The free radical hypothesis suggests that the accumulation of partially reduced molecular oxygen, collectively known as reactive oxygen species, during the early stages of reperfusion causes myocardial cellular damage and cell death through microsomal peroxidation of the cellular phospholipid layer, leading to loss of cellular integrity and function ( Fig. 65-5 ). The generation of reactive oxygen species is believed to be mediated by xanthine oxidase, activation of neutrophils, or dysfunction of the mitochondrial electron transport chain. It has been suggested that the generation of reactive oxygen species may induce cellular membrane damage, thus facilitating calcium entry and the induction of cellular death. This hypothesis unifies both prevailing theories and is currently considered to be valid. However, therapeutic attempts to control calcium and reactive oxygen species overload have not yielded meaningful advantage.

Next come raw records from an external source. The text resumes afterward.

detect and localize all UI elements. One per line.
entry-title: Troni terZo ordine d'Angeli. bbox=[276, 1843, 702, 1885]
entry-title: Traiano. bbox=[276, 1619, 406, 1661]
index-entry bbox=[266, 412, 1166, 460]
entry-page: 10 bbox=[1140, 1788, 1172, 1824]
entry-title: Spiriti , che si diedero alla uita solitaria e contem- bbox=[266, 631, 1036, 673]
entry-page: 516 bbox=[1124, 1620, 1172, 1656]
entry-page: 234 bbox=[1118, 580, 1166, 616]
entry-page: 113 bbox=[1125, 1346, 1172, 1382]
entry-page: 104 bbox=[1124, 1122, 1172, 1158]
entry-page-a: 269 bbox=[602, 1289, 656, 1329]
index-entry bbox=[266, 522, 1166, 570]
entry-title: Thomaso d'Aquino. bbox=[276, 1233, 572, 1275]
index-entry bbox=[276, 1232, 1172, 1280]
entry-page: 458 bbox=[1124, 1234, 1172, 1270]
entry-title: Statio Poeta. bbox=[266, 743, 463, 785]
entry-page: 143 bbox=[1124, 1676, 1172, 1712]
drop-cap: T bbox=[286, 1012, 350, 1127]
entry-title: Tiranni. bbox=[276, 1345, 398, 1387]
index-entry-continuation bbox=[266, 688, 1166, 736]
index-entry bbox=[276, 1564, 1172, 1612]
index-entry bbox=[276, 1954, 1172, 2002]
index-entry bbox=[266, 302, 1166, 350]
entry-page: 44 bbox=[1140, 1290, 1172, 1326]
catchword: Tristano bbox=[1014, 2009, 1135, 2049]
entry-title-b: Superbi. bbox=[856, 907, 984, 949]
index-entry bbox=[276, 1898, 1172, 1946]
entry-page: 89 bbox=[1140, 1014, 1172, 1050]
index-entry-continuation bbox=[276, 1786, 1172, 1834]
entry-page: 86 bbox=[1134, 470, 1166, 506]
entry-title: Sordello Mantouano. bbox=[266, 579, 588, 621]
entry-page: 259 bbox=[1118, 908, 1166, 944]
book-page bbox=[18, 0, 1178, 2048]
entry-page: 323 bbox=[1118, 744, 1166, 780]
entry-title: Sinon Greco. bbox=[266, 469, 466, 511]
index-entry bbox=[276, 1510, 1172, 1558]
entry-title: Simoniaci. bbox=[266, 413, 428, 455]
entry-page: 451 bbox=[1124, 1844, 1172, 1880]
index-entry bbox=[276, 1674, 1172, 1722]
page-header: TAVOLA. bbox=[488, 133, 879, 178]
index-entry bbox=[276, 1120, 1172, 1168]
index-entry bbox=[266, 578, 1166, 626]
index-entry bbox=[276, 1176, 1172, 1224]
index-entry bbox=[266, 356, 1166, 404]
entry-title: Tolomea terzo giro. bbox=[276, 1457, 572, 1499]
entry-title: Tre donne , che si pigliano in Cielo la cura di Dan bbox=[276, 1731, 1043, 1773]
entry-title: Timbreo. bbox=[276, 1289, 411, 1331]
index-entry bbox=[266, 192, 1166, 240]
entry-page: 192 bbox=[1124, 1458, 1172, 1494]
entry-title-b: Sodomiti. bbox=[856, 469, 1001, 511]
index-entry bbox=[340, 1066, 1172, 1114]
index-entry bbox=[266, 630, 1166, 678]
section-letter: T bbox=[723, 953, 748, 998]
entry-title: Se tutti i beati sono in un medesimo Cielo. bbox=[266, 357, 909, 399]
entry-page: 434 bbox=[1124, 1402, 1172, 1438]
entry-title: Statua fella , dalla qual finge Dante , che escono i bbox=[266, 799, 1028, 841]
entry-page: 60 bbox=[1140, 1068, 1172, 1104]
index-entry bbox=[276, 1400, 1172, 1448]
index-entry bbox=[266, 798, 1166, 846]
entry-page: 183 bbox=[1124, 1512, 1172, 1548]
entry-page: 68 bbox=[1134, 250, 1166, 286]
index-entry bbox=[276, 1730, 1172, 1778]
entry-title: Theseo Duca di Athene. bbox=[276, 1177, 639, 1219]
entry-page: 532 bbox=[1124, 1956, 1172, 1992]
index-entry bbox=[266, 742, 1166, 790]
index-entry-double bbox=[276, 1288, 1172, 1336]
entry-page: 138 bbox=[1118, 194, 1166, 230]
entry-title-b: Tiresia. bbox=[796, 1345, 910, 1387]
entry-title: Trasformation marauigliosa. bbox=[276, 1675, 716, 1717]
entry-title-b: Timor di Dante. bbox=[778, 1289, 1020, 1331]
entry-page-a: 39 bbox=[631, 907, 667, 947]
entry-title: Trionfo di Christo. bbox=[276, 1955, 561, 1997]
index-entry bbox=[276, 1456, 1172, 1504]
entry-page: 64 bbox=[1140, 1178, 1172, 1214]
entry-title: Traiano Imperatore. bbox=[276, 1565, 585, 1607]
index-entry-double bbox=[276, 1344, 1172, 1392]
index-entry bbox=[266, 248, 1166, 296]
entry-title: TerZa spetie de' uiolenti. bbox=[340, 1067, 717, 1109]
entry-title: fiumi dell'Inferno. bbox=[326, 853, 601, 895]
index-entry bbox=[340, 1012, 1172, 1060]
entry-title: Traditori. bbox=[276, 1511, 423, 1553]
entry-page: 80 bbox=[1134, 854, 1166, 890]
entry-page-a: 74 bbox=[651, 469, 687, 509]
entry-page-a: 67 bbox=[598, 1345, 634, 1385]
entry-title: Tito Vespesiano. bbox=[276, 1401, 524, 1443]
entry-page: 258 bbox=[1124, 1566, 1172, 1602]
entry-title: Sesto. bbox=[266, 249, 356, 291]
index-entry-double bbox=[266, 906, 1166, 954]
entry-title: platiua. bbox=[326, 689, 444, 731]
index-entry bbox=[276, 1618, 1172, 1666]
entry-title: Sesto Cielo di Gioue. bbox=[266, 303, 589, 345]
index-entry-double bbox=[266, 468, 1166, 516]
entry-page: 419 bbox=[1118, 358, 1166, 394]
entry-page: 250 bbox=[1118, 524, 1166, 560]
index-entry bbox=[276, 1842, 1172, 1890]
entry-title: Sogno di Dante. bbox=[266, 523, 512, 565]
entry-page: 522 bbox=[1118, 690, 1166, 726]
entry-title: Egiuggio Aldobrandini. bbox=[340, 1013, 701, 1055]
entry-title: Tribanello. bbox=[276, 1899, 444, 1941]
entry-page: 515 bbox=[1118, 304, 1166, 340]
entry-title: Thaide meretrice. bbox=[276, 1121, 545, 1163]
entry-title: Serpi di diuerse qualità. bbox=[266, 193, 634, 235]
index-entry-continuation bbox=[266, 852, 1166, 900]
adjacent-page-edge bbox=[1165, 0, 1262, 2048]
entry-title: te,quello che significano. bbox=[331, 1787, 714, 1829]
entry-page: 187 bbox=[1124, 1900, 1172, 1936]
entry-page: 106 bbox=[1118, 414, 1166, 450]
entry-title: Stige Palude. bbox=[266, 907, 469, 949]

Alternative explanations include the concept of lethal reperfusion injury, defined as death of myocardial cells that were viable immediately before reperfusion. In an excellent review by Yellon and Hausenloy, alternative cardioprotective strategies are suggested to manage this injury by reperfusion injury salvage kinase pathways and targeting mitochondrial permeability transition pores to avoid mitochondrial calcium overload. Cyclosporine, a potent inhibitor of mitochondrial permeability transition pores, has recently been shown to limit infarct size after percutaneous coronary intervention during acute myocardial infarction.

Irreversible Cell Injury

Irreversible cell injury, described ultrastructurally by Schaper and coworkers, occurs by two morphologically distinct pathways, necrosis and apoptosis. Necrosis is initiated by noncellular mechanisms with cell swelling, depletion of ATP stores, and disruption of the cellular membrane involving fluid and electrolyte alterations. In contrast, apoptosis (programmed cell death) is an evolution-based mode of cell death characterized by a discrete set of biochemical and morphologic events involving the regulated action of catabolic enzymes (proteases and nucleases) that results in the ordered disassembly of the cell, distinct from cell death provoked by external injury.

Inflammation

Inflammation has been implicated as a secondary mechanism contributing to injury after reperfusion. It is initiated through complement activation leading to the sequential formation of a membrane attack complex, which creates a cellular lesion and eventual cell lysis. In addition, cytokines, vasoactive and chemotactic agents, adhesive molecule expression, and leukocyte and platelet activation participate in the inflammatory process, producing cytotoxic molecules that facilitate cell death. Oxygen-derived free radical scavengers have also been used to limit reperfusion injury. Tissue factor, an inflammatory and procoagulant mediator, initiates the extrinsic coagulation cascade, resulting in thrombin generation and fibrin deposition, and may be related to the no-reflow phenomenon. Clinical applicability of anti-inflammatory agents awaits well-designed clinical trials because studies up until now have not shown any “meaningful cardioprotective effect.”

In addition, endothelium-dependent microvascular responses and coronary artery spasm may be related to reduced myocardial perfusion after reperfusion.